Install the latest drivers from your OS package manager:
sudo dnf config-manager --add-repo http://developer.download.nvidia.com/compute/cuda/repos/rhel10/$(uname -m)/cuda-rhel10.repo
sudo dnf clean expire-cache
sudo dnf install cuda-drivers
Verify installation
Check that the kernel modules were built:
sudo ls -la /lib/modules/$(uname -r)/extra/
drwxr-xr-x. 2 root root 130 Feb 16 11:42 .
drwxr-xr-x. 8 root root 4096 Feb 16 12:15 ..
-rw-r--r--. 1 root root 55988 Feb 16 11:42 nvidia-drm.ko.xz
-rw-r--r--. 1 root root 83380788 Feb 16 11:42 nvidia.ko.xz
-rw-r--r--. 1 root root 647376 Feb 16 11:42 nvidia-modeset.ko.xz
-rw-r--r--. 1 root root 2156 Feb 16 11:42 nvidia-peermem.ko.xz
-rw-r--r--. 1 root root 617572 Feb 16 11:42 nvidia-uvm.ko.xz
Tip
If this directory is empty or missing, the drivers were not built successfully.

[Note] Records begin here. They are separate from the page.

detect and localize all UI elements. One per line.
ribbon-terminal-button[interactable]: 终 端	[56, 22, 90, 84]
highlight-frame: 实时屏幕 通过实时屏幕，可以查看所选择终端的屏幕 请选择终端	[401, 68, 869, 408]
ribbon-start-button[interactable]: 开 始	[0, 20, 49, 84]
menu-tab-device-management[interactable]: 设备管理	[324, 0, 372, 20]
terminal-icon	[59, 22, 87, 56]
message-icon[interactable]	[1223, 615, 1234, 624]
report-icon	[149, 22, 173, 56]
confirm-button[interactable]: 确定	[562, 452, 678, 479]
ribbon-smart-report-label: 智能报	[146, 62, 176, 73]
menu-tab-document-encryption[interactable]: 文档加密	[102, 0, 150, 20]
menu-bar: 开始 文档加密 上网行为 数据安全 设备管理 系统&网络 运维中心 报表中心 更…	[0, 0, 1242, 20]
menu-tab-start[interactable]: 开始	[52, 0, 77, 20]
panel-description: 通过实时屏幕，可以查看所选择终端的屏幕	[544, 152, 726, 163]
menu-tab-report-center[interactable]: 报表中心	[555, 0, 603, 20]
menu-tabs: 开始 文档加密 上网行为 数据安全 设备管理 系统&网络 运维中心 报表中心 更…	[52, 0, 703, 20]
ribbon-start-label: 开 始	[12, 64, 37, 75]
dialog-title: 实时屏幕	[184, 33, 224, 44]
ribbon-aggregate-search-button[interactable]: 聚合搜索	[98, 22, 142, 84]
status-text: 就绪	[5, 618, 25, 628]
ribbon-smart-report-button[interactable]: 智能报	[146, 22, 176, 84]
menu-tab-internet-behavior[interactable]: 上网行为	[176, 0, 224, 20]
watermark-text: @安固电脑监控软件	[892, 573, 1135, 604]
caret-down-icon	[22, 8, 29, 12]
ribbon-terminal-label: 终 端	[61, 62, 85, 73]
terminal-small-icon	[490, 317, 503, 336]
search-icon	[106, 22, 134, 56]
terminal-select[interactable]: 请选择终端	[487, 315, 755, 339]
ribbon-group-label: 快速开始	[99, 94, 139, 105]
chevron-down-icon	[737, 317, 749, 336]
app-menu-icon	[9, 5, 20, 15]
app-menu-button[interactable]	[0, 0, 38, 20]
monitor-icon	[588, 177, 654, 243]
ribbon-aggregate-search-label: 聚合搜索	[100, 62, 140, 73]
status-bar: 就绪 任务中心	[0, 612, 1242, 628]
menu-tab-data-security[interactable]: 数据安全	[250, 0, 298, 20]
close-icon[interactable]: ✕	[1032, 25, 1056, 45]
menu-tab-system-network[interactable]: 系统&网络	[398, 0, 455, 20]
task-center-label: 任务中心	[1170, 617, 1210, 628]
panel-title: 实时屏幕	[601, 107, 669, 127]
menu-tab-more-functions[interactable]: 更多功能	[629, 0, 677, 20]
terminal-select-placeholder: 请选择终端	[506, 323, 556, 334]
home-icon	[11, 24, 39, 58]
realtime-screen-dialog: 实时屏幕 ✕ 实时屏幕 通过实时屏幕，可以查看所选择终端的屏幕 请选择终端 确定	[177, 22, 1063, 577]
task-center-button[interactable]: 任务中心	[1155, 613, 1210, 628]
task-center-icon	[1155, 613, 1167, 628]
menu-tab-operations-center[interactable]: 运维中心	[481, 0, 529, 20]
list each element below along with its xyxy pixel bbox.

Verify that the kernel loaded the modules:
lsmod | grep nvidia
nvidia_uvm 2076672 0
nvidia 99549184 1 nvidia_uvm
If the command returns nothing, reboot the system.

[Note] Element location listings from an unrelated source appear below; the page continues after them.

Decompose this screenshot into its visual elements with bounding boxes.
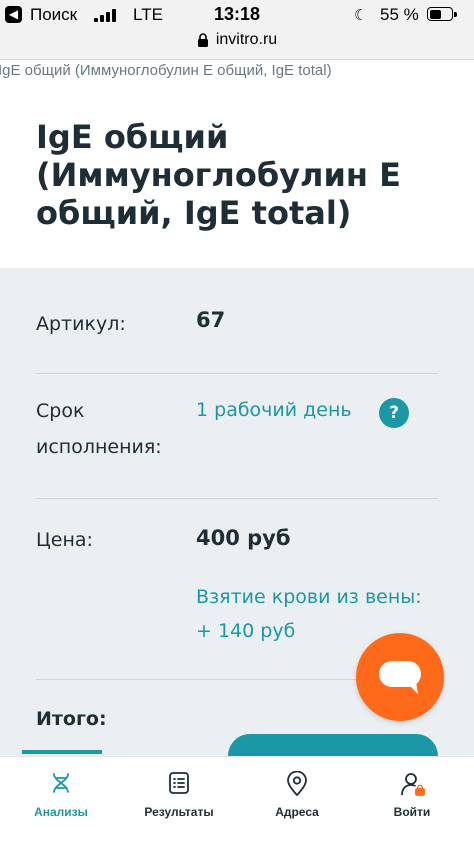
price-value: 400 руб xyxy=(196,526,291,550)
nav-label-results: Результаты xyxy=(144,805,214,819)
help-icon[interactable]: ? xyxy=(379,398,409,428)
article-value: 67 xyxy=(196,308,226,332)
term-value: 1 рабочий день xyxy=(196,399,352,421)
active-tab-indicator xyxy=(22,750,102,754)
total-label: Итого: xyxy=(36,708,107,730)
nav-item-addresses[interactable]: Адреса xyxy=(238,757,356,841)
user-lock-icon xyxy=(401,773,425,796)
blood-draw-price-line1: Взятие крови из вены: xyxy=(196,586,422,608)
dna-icon xyxy=(53,773,69,793)
chat-button[interactable] xyxy=(356,633,444,721)
term-label-line2: исполнения: xyxy=(36,436,162,458)
status-bar: ◀ Поиск LTE 13:18 ☾ 55 % xyxy=(0,0,474,28)
article-label: Артикул: xyxy=(36,313,126,335)
chat-bubble-icon xyxy=(379,661,421,694)
blood-draw-price-line2: + 140 руб xyxy=(196,620,296,642)
battery-icon xyxy=(427,7,457,21)
page-title: IgE общий (Иммуноглобулин E общий, IgE t… xyxy=(36,118,401,232)
do-not-disturb-icon: ☾ xyxy=(354,6,368,24)
url-text: invitro.ru xyxy=(215,31,278,48)
bottom-navigation: Анализы Результаты Адреса Войти xyxy=(0,756,474,841)
nav-item-analyses[interactable]: Анализы xyxy=(2,757,120,841)
lock-icon xyxy=(197,33,208,47)
nav-label-analyses: Анализы xyxy=(34,805,88,819)
divider xyxy=(36,498,438,499)
nav-item-results[interactable]: Результаты xyxy=(120,757,238,841)
breadcrumb[interactable]: IgE общий (Иммуноглобулин E общий, IgE t… xyxy=(0,62,332,79)
divider xyxy=(36,373,438,374)
nav-label-addresses: Адреса xyxy=(275,805,319,819)
list-icon xyxy=(169,772,189,794)
nav-item-login[interactable]: Войти xyxy=(353,757,471,841)
map-pin-icon xyxy=(287,771,307,797)
nav-label-login: Войти xyxy=(393,805,431,819)
address-bar[interactable]: invitro.ru xyxy=(0,28,474,60)
battery-percent: 55 % xyxy=(380,5,419,24)
term-label-line1: Срок xyxy=(36,400,85,422)
price-label: Цена: xyxy=(36,529,93,551)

Confirm installation of the user‑mode driver:
sudo find / -name "libcuda.so*" 2>/dev/null
/usr/lib64/libcuda.so
/usr/lib64/libcuda.so.1
/usr/lib64/libcuda.so.590.48.01
Verify GPU visibility:
nvidia-smi
If successful, this command displays GPUs as shown in the earlier section.
Container Toolkit install
Add repository and install
curl -s -L https://nvidia.github.io/libnvidia-container/stable/rpm/nvidia-container-toolkit.repo | \
sudo tee /etc/yum.repos.d/nvidia-container-toolkit.repo
export NVIDIA_CONTAINER_TOOLKIT_VERSION=1.18.2-1
sudo dnf install -y \
nvidia-container-toolkit-${NVIDIA_CONTAINER_TOOLKIT_VERSION} \
nvidia-container-toolkit-base-${NVIDIA_CONTAINER_TOOLKIT_VERSION} \
libnvidia-container-tools-${NVIDIA_CONTAINER_TOOLKIT_VERSION} \
libnvidia-container1-${NVIDIA_CONTAINER_TOOLKIT_VERSION}
Configure Docker:
sudo nvidia-ctk runtime configure --runtime=docker
sudo systemctl restart docker
Run a sample workload
docker run --rm --gpus all nvidia/cuda:13.1.0-runtime-rockylinux10 nvidia-smi
If successful, the command displays GPU information as shown in the earlier section.